Divide 16px by your parent element's font size. With the default parent of 16px: 16 ÷ 16 = 1em. With a parent of 20px: 16 ÷ 20 = 0.8em. Enter 16 in this tool's input field with your actual parent font size set, and you'll see the live formula and result instantly.

Why does my em value look wrong in the browser?

Almost always because the parent font size is different from what you assumed. Open browser DevTools (F12), select the parent element, and check its computed font-size value in the Computed panel not the declared value. Then set that number as the parent in this tool and recalculate. EM compounding through nested elements is the other common culprit: each level multiplies against its parent's computed size, not the root.

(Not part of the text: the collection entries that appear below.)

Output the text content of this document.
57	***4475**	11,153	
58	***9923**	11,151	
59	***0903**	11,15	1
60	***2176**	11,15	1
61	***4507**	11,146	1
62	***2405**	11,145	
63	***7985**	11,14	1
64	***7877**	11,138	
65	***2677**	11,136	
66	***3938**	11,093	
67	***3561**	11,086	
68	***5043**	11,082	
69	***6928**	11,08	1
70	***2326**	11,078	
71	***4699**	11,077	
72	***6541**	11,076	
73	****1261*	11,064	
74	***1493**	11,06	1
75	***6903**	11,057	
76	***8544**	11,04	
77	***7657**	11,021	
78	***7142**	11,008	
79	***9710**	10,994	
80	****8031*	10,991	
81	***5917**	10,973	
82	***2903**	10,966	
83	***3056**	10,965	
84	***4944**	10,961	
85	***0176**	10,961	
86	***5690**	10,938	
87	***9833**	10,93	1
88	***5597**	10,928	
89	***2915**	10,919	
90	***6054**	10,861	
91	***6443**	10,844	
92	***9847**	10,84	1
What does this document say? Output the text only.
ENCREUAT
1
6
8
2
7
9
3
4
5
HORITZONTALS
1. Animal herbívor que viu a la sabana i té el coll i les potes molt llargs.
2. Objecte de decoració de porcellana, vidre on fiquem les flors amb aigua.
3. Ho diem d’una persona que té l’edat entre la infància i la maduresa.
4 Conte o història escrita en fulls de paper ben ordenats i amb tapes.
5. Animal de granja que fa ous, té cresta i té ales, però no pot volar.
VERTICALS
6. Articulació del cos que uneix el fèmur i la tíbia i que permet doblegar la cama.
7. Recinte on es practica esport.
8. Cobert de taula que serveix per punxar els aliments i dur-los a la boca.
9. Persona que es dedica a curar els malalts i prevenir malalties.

What browsers does this tool support?

All modern browsers Chrome, Firefox, Safari, Edge, and Brave. No plugins or extensions required. The tool is built with React and standard browser APIs, so if your browser can load the page, the converter works.

Can I convert multiple px values at once?

Yes. Open the Bulk Converter section below the main converter. Add as many rows as you need, enter your px values, and click 'Copy All' to export the full set as a list like 16px = 1em, 24px = 1.5em. The parent font size setting applies to all rows simultaneously, so you can adjust and re-export instantly.